Apache comes in two basic flavors: Apache version 1.3.x and version 2.x. Since the configuration of these two differ quite substantially in some places, we will focus this course on the configuration of version 2. Should you still be running version 1.3, we suggest you upgrade. You'll need to do it at some point, so the sooner the better (IMHO). If you can't, most of this course will apply to you, but your mileage may vary somewhat.

Basic server design

The Apache web server has been designed to be used in either a modular or non-modular way. In the former, modules are compiled separately from the core Apache server, and loaded dynamically as they are needed. This, as you can imagine, is very useful as it keeps the core software to a minimum, thereby using less operating system resources. The downsides of course are that the initial startup of the server is a little slower, and the overhead in loading a module adds to the latency in offering web pages. The latter means of compiling Apache is to include all the "modules" in the core code. This means that Apache has a bigger "footprint", but the latency overhead is down to the bare minimum. Which means you use is based upon personal choice and load on you web server. Generally though, when you unpack an Apache that has been pre-compiled (i.e. It's already in a .deb or .rpm package format), it is compiled to be modular. This is how we'll use it for this course.

Basic configuration

The core Apache server is configured using one text configuration file - httpd.conf. This usually resides in /etc/httpd, but may be elsewhere depending on your distribution. The httpd.conf file is fairly well documented, however there are additional documentation with Apache that is an excellent resource to keep handy.
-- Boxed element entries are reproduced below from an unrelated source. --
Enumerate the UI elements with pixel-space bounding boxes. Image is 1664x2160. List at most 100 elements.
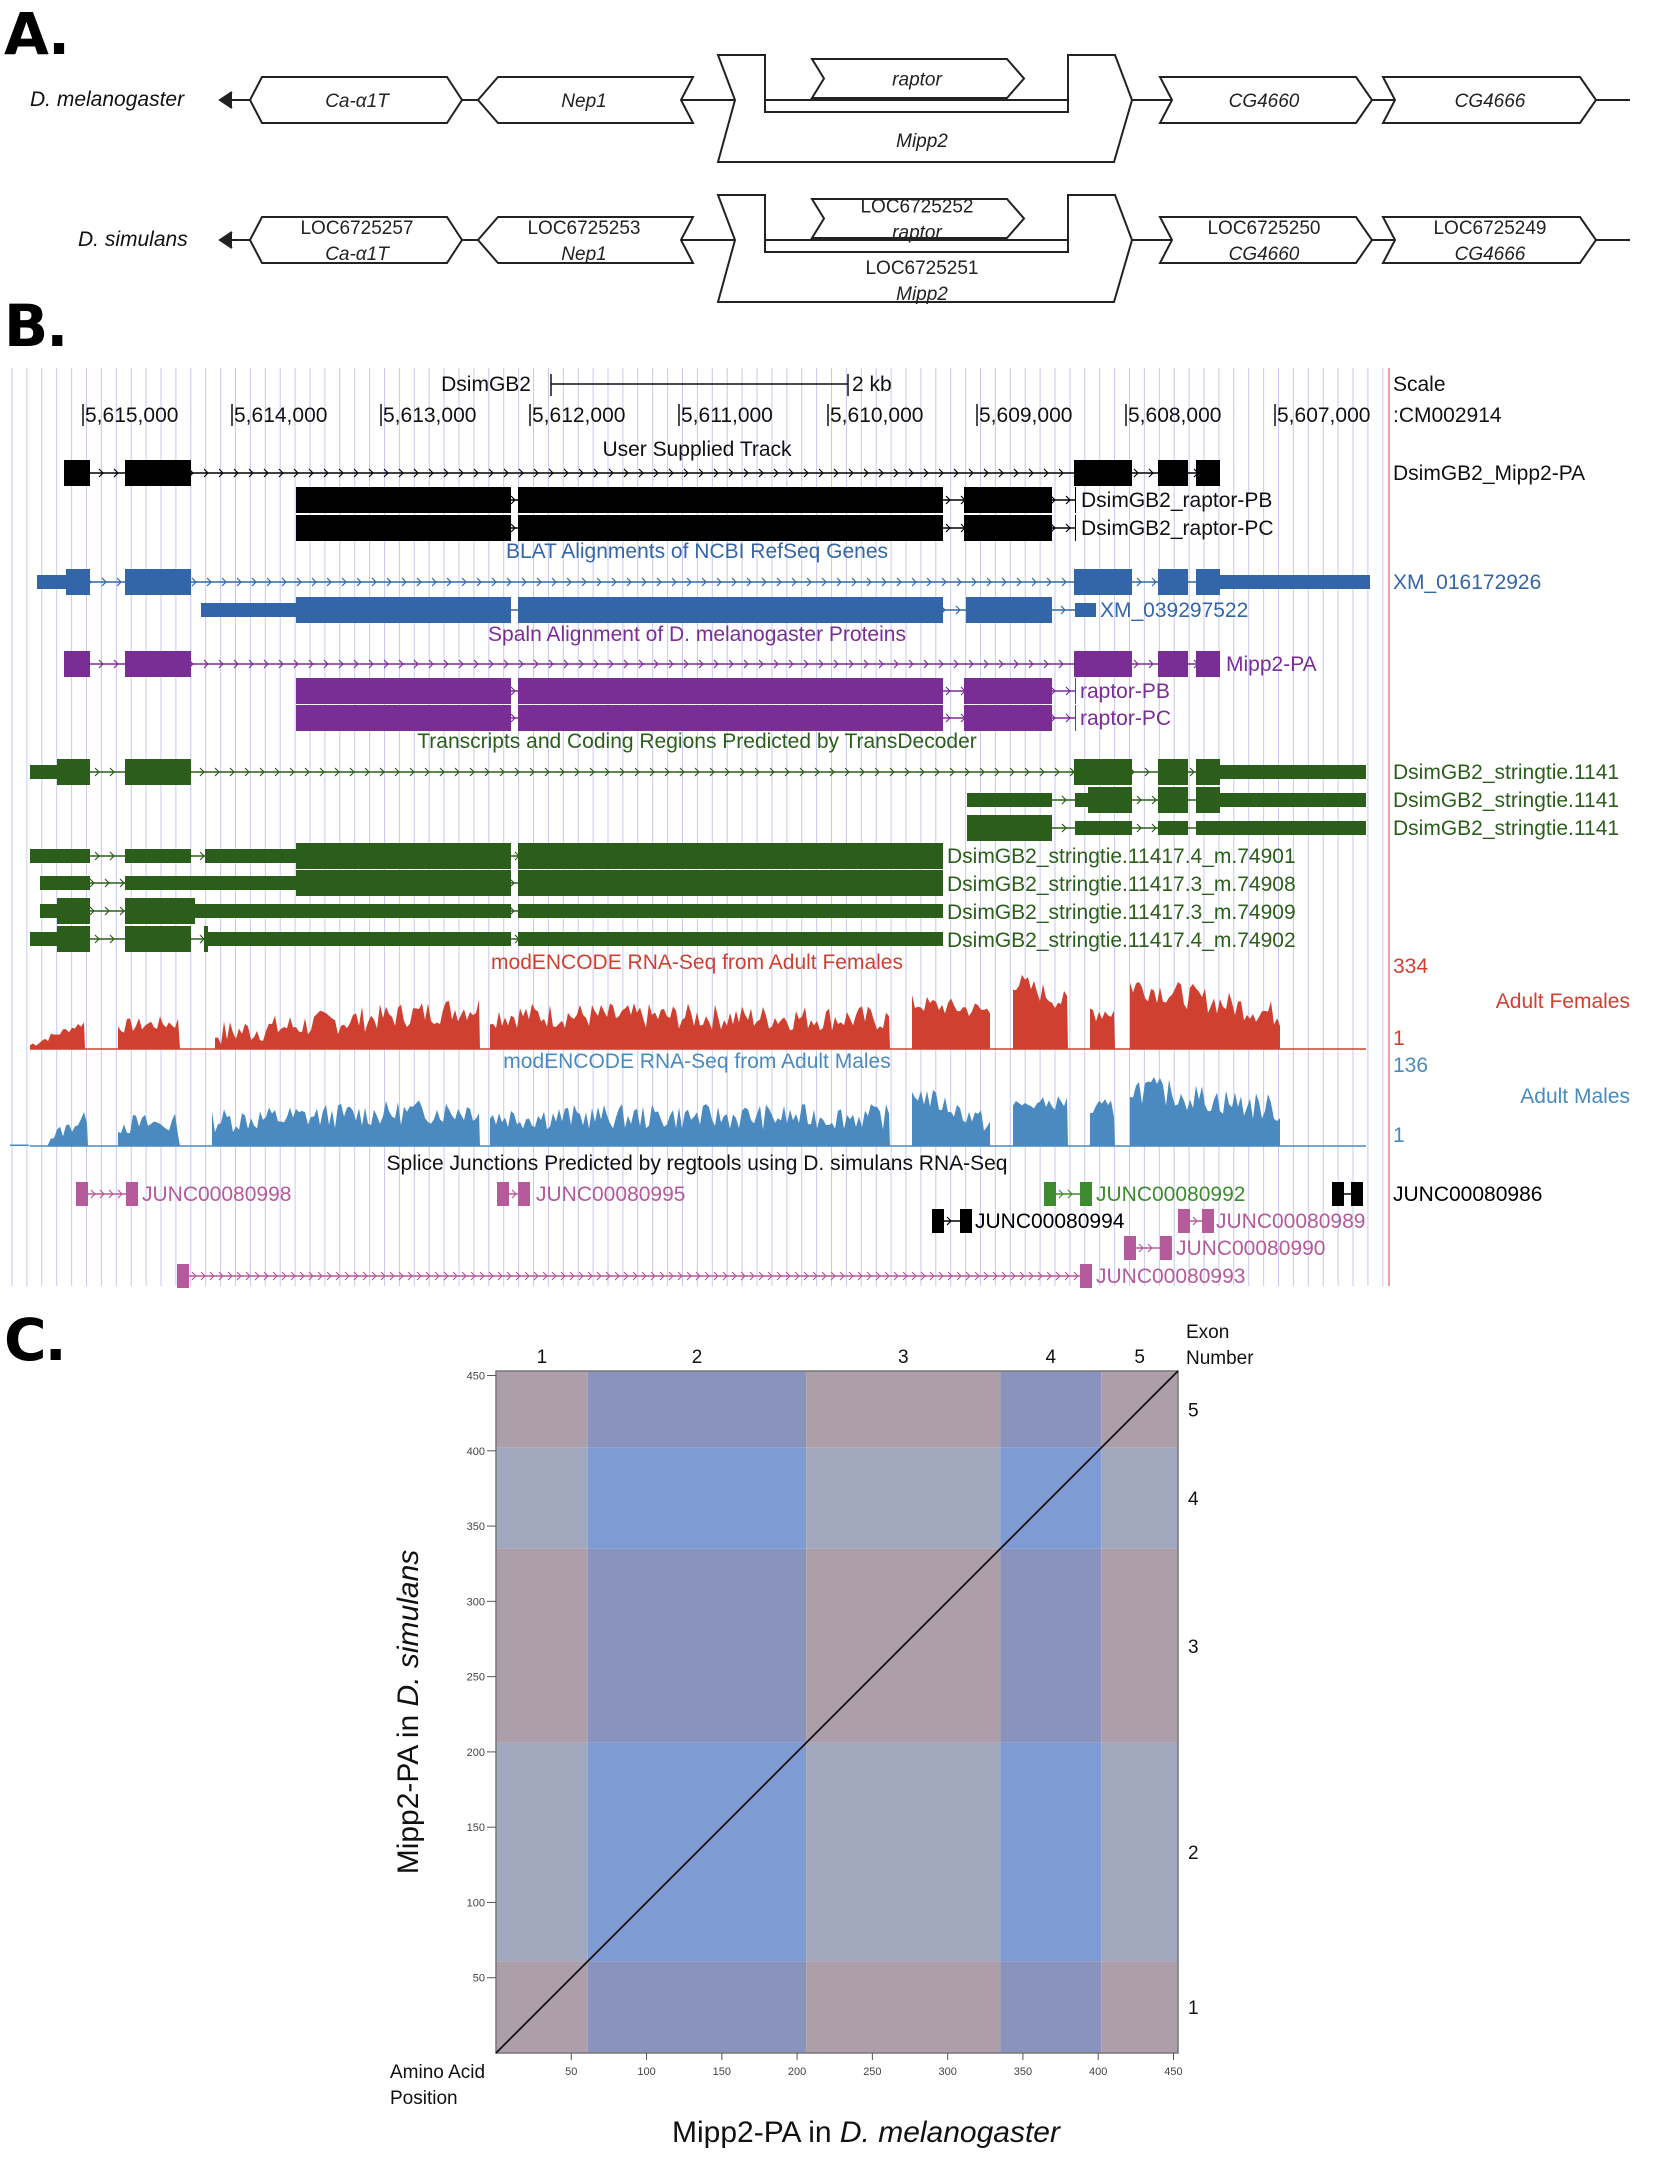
gene-cg4660-label: LOC6725250 — [1207, 218, 1320, 239]
gene-raptor — [810, 198, 1026, 239]
strand-arrow — [488, 468, 494, 478]
exon-cell — [806, 1447, 1001, 1549]
strand-arrow — [454, 767, 460, 777]
strand-arrow — [1061, 795, 1067, 805]
coverage-segment — [30, 1022, 85, 1049]
strand-arrow — [893, 1271, 899, 1281]
strand-arrow — [1189, 767, 1195, 777]
exon — [1075, 793, 1088, 807]
strand-arrow — [233, 468, 239, 478]
td-label: DsimGB2_stringtie.11417.3_m.74908 — [947, 873, 1296, 896]
strand-arrow — [116, 577, 122, 587]
strand-arrow — [1136, 795, 1142, 805]
strand-arrow — [461, 577, 467, 587]
strand-arrow — [686, 577, 692, 587]
strand-arrow — [619, 767, 625, 777]
exon — [125, 651, 191, 677]
strand-arrow — [623, 659, 629, 669]
strand-arrow — [1136, 823, 1142, 833]
exon — [1074, 759, 1132, 785]
strand-arrow — [209, 1271, 215, 1281]
strand-arrow — [889, 767, 895, 777]
td-row-1 — [30, 759, 1366, 785]
strand-arrow — [983, 1271, 989, 1281]
males-track-name: Adult Males — [1520, 1085, 1630, 1108]
strand-arrow — [578, 468, 584, 478]
gene-mipp2-label: Mipp2 — [896, 131, 948, 152]
strand-arrow — [199, 851, 205, 861]
strand-arrow — [244, 767, 250, 777]
strand-arrow — [488, 659, 494, 669]
exon — [125, 849, 191, 863]
strand-arrow — [731, 1271, 737, 1281]
exon — [966, 597, 1052, 623]
exon-cell — [1000, 1742, 1102, 1962]
strand-arrow — [533, 1271, 539, 1281]
strand-arrow — [338, 659, 344, 669]
strand-arrow — [1001, 577, 1007, 587]
strand-arrow — [458, 468, 464, 478]
gene-ca-alpha1t — [248, 216, 464, 264]
strand-arrow — [686, 1271, 692, 1281]
junction-anchor — [177, 1264, 189, 1288]
strand-arrow — [524, 1271, 530, 1281]
strand-arrow — [1073, 1271, 1079, 1281]
strand-arrow — [623, 468, 629, 478]
exon — [125, 876, 296, 890]
strand-arrow — [992, 1271, 998, 1281]
junction-anchor — [126, 1182, 138, 1206]
strand-arrow — [1046, 1271, 1052, 1281]
exon — [1158, 759, 1188, 785]
strand-arrow — [896, 577, 902, 587]
strand-arrow — [383, 468, 389, 478]
strand-arrow — [608, 659, 614, 669]
junction-anchor — [497, 1182, 509, 1206]
strand-arrow — [394, 767, 400, 777]
exon — [518, 870, 943, 896]
coverage-segment — [490, 1003, 890, 1049]
strand-arrow — [227, 1271, 233, 1281]
exon — [518, 705, 943, 731]
y-tick-label: 450 — [467, 1371, 485, 1383]
exon — [30, 849, 90, 863]
exon — [518, 597, 943, 623]
ruler-tick-label: 5,610,000 — [830, 404, 923, 427]
gene-nep1-label: Nep1 — [561, 244, 606, 265]
strand-arrow — [968, 468, 974, 478]
strand-arrow — [758, 468, 764, 478]
strand-arrow — [878, 468, 884, 478]
strand-arrow — [893, 468, 899, 478]
strand-arrow — [278, 468, 284, 478]
strand-arrow — [533, 468, 539, 478]
strand-arrow — [836, 577, 842, 587]
strand-arrow — [200, 1271, 206, 1281]
gene-mipp2-label: Mipp2 — [896, 284, 948, 305]
strand-arrow — [1065, 495, 1071, 505]
junction-anchor — [932, 1209, 944, 1233]
gene-nep1-label: Nep1 — [561, 91, 606, 112]
strand-arrow — [743, 468, 749, 478]
exon — [296, 487, 511, 513]
transcript-xm-016172926 — [37, 569, 1370, 595]
exon — [1196, 651, 1220, 677]
ruler-tick-label: 5,613,000 — [383, 404, 476, 427]
strand-arrow — [761, 577, 767, 587]
exon — [125, 569, 191, 595]
strand-arrow — [668, 468, 674, 478]
strand-arrow — [509, 906, 515, 916]
td-row-7 — [30, 926, 943, 952]
strand-arrow — [1037, 1271, 1043, 1281]
strand-arrow — [908, 468, 914, 478]
strand-arrow — [623, 1271, 629, 1281]
strand-arrow — [724, 767, 730, 777]
strand-arrow — [938, 468, 944, 478]
strand-arrow — [668, 1271, 674, 1281]
strand-arrow — [581, 577, 587, 587]
strand-arrow — [749, 1271, 755, 1281]
strand-arrow — [1031, 577, 1037, 587]
strand-arrow — [1061, 577, 1067, 587]
strand-arrow — [559, 767, 565, 777]
strand-arrow — [589, 767, 595, 777]
exon — [57, 926, 90, 952]
strand-arrow — [713, 1271, 719, 1281]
The server has 3 sections to the configuration file:

  1. The global configuration settings

  2. The main server configuration settings

  3. The virtual hosts

Global configuration settings

In this part of the configuration file, the settings affect the overall operation of the server. Setting such as the minimum number of servers to start, the maximum number of servers to start, the server root directory and what port to listen on for http requests (the default port is 80, although you may make this whatever you wish).

Main server configuration settings

The majority of the server configuration happens within this section of the file. This is where we specify the DocumentRoot, the place we put our web pages that we want served to the public. This is where permissions for accessing the directories are defined and where authentication is configured.

The virtual hosts section

Hosting of many sites does not require many servers. Apache has the ability to divide it's time by offering web pages for different web sites. The web site www.QEDux.co.za, is hosted on the same web server as www.hamishwhittal.org.za. Apache is operating as a virtual host - it's offering two sites from a single server. We'' configure some virtual hosts later in the course.